Almost twice as many people support the Arizona law as those who oppose it, according to an Associated Press-GfK poll this month. It found that 42 percent favored it, 24 percent opposed it, and 29 percent said they were neutral.
Yet in a Rose Garden appearance with Calderon, Obama called the Arizona law “a misdirected expression of frustration.’’ He expects to announce soon what action his government may take about it, once the Justice Department finishes reviewing whether the law violates civil rights.
“In the United States of America, no law-abiding person — be they an American citizen, a legal immigrant, or a visitor, or tourist from Mexico — should ever be subject to suspicion simply because of what they look like,’’ Obama said.
Calderon was upbeat about finally finding a fair, dignified way of dealing with migrants. He said: “Many of them, despite their significant contribution to the economy and to the society of the United States, still live in the shadows, and occasionally, as in Arizona, they even face discrimination.’’
The immigration theme dominated a day of pageantry and showy support for Calderon, who enjoyed a state visit with his wife, Margarita Zavala.
The Mexican president was treated to a grand welcome on the South Lawn in the morning. Last night, 200 guests were invited for a state dinner in the East Room followed by entertainment back on the lawn under cover of an enormous tent. Obama repeatedly offered US support for Calderon’s government, particularly in his aggressive fight against drug traffickers, a violent battle that has left roughly 23,000 people dead since the end of 2006.
On immigration, Obama’s criticism of the Arizona law is easier than the fix he wants: getting his own party and Republicans to pass an immigration overhaul.
His plan calls improving border security, ensuring employers are held accountable if they try to hire undocumented workers or break other laws, and assigning a series of responsibilities on the millions of people living in the United States illegally. Those include requiring them to pay a penalty and back taxes, learn English, and get in line toward becoming a legal resident and citizen of the country.
Republican President George W. Bush tried to get that the kind of package through Congress in his second term, once confidently telling reporters: “I’ll see you at the bill signing.’’ He never did.
The effort collapsed on Capitol Hill in 2007, as critics charged that the measure amounted to amnesty for lawbreakers.

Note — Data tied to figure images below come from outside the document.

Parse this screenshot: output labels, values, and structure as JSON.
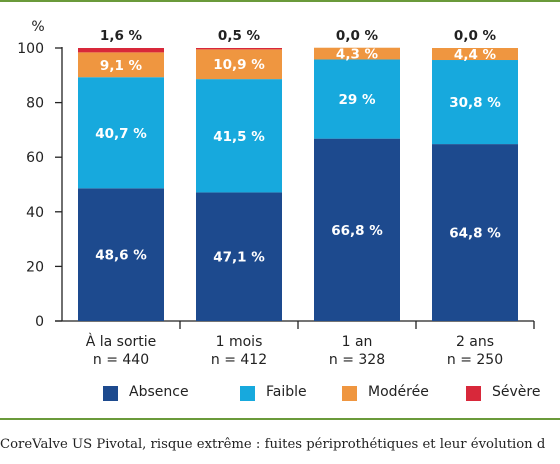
{
  "chart_data": {
    "type": "bar",
    "stacked": true,
    "ylabel": "%",
    "ylim": [
      0,
      100
    ],
    "yticks": [
      "0",
      "20",
      "40",
      "60",
      "80",
      "100"
    ],
    "categories": [
      {
        "label": "À la sortie",
        "n": "n = 440"
      },
      {
        "label": "1 mois",
        "n": "n = 412"
      },
      {
        "label": "1 an",
        "n": "n = 328"
      },
      {
        "label": "2 ans",
        "n": "n = 250"
      }
    ],
    "top_labels": [
      "1,6 %",
      "0,5 %",
      "0,0 %",
      "0,0 %"
    ],
    "series": [
      {
        "name": "Absence",
        "color": "#1d4a8e",
        "label_color": "#ffffff",
        "values": [
          48.6,
          47.1,
          66.8,
          64.8
        ],
        "labels": [
          "48,6 %",
          "47,1 %",
          "66,8 %",
          "64,8 %"
        ]
      },
      {
        "name": "Faible",
        "color": "#17a9dd",
        "label_color": "#ffffff",
        "values": [
          40.7,
          41.5,
          29,
          30.8
        ],
        "labels": [
          "40,7 %",
          "41,5 %",
          "29 %",
          "30,8 %"
        ]
      },
      {
        "name": "Modérée",
        "color": "#ef9640",
        "label_color": "#ffffff",
        "values": [
          9.1,
          10.9,
          4.3,
          4.4
        ],
        "labels": [
          "9,1 %",
          "10,9 %",
          "4,3 %",
          "4,4 %"
        ]
      },
      {
        "name": "Sévère",
        "color": "#d8283a",
        "label_color": "#ffffff",
        "values": [
          1.6,
          0.5,
          0,
          0
        ],
        "labels": [
          "",
          "",
          "",
          ""
        ]
      }
    ]
  },
  "caption": "CoreValve US Pivotal, risque extrême : fuites périprothétiques et leur évolution d",
  "colors": {
    "rule": "#6a9a3a",
    "axis": "#222222"
  }
}
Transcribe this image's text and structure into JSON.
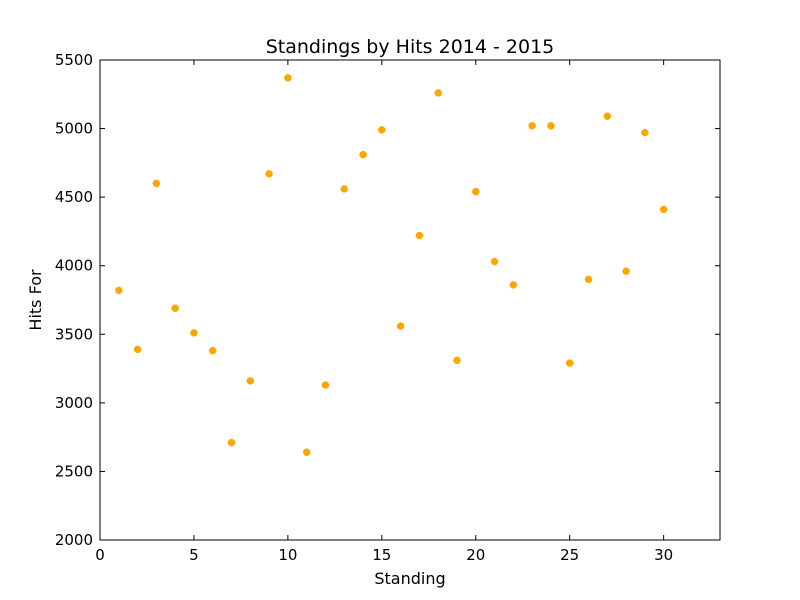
{
  "chart_data": {
    "type": "scatter",
    "title": "Standings by Hits 2014 - 2015",
    "xlabel": "Standing",
    "ylabel": "Hits For",
    "xlim": [
      0,
      33
    ],
    "ylim": [
      2000,
      5500
    ],
    "xticks": [
      0,
      5,
      10,
      15,
      20,
      25,
      30
    ],
    "yticks": [
      2000,
      2500,
      3000,
      3500,
      4000,
      4500,
      5000,
      5500
    ],
    "marker_color": "#ffa500",
    "grid": false,
    "points": [
      {
        "x": 1,
        "y": 3820
      },
      {
        "x": 2,
        "y": 3390
      },
      {
        "x": 3,
        "y": 4600
      },
      {
        "x": 4,
        "y": 3690
      },
      {
        "x": 5,
        "y": 3510
      },
      {
        "x": 6,
        "y": 3380
      },
      {
        "x": 7,
        "y": 2710
      },
      {
        "x": 8,
        "y": 3160
      },
      {
        "x": 9,
        "y": 4670
      },
      {
        "x": 10,
        "y": 5370
      },
      {
        "x": 11,
        "y": 2640
      },
      {
        "x": 12,
        "y": 3130
      },
      {
        "x": 13,
        "y": 4560
      },
      {
        "x": 14,
        "y": 4810
      },
      {
        "x": 15,
        "y": 4990
      },
      {
        "x": 16,
        "y": 3560
      },
      {
        "x": 17,
        "y": 4220
      },
      {
        "x": 18,
        "y": 5260
      },
      {
        "x": 19,
        "y": 3310
      },
      {
        "x": 20,
        "y": 4540
      },
      {
        "x": 21,
        "y": 4030
      },
      {
        "x": 22,
        "y": 3860
      },
      {
        "x": 23,
        "y": 5020
      },
      {
        "x": 24,
        "y": 5020
      },
      {
        "x": 25,
        "y": 3290
      },
      {
        "x": 26,
        "y": 3900
      },
      {
        "x": 27,
        "y": 5090
      },
      {
        "x": 28,
        "y": 3960
      },
      {
        "x": 29,
        "y": 4970
      },
      {
        "x": 30,
        "y": 4410
      }
    ]
  }
}
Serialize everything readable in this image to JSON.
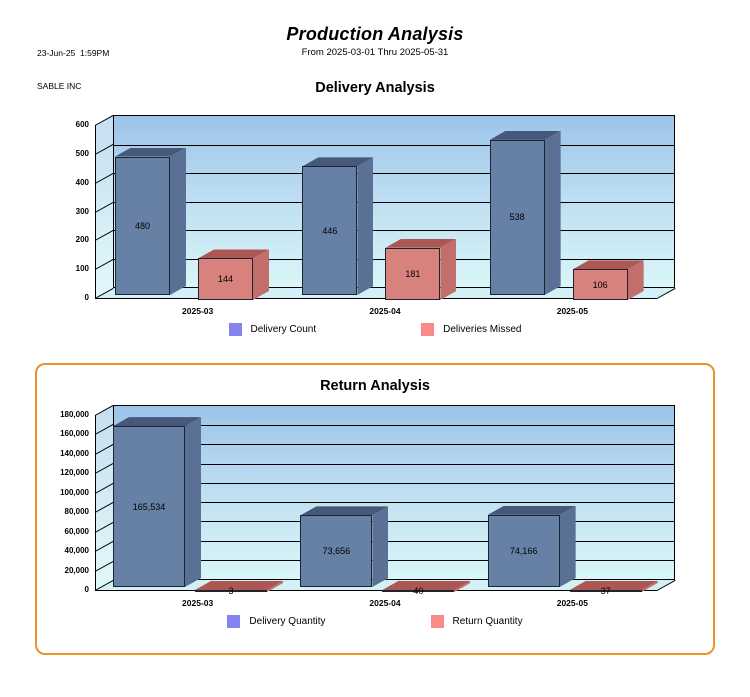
{
  "header": {
    "datetime": "23-Jun-25  1:59PM",
    "company": "SABLE INC",
    "title": "Production Analysis",
    "subtitle": "From 2025-03-01 Thru 2025-05-31"
  },
  "colors": {
    "bar_blue_front": "#6781A6",
    "bar_blue_top": "#46597A",
    "bar_blue_side": "#5A7095",
    "bar_red_front": "#D8827D",
    "bar_red_top": "#AD5755",
    "bar_red_side": "#C26F6B",
    "legend_blue": "#8383F0",
    "legend_red": "#FA8A8A",
    "wall_top": "#9CC4EA",
    "wall_mid": "#C2E2F2",
    "wall_bottom": "#D9F6F8",
    "floor": "#D2F0F6",
    "box_border": "#E9922E"
  },
  "chart_data": [
    {
      "type": "bar",
      "title": "Delivery Analysis",
      "categories": [
        "2025-03",
        "2025-04",
        "2025-05"
      ],
      "series": [
        {
          "name": "Delivery Count",
          "values": [
            480,
            446,
            538
          ]
        },
        {
          "name": "Deliveries Missed",
          "values": [
            144,
            181,
            106
          ]
        }
      ],
      "ylim": [
        0,
        600
      ],
      "ytick_step": 100,
      "grid": true,
      "legend_position": "bottom",
      "style": "3d-bars",
      "boxed": false
    },
    {
      "type": "bar",
      "title": "Return Analysis",
      "categories": [
        "2025-03",
        "2025-04",
        "2025-05"
      ],
      "series": [
        {
          "name": "Delivery Quantity",
          "values": [
            165534,
            73656,
            74166
          ]
        },
        {
          "name": "Return Quantity",
          "values": [
            3,
            40,
            37
          ]
        }
      ],
      "ylim": [
        0,
        180000
      ],
      "ytick_step": 20000,
      "grid": true,
      "legend_position": "bottom",
      "style": "3d-bars",
      "boxed": true
    }
  ]
}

This time around, Obama said: “I’m actually confident that we can get it done.’’
But in a political tutorial on the path ahead, Obama said he did not have the 60 votes he needs in the Senate to overcome vote-killing stall tactics.
Democrats and independents hold 59 Senate seats. Obama said he will seek the Republican support he needs.
“It’s my job to work with members of Congress to see that happen,’’ the president said.
Calderon will have a chance to make his case directly to US lawmakers today.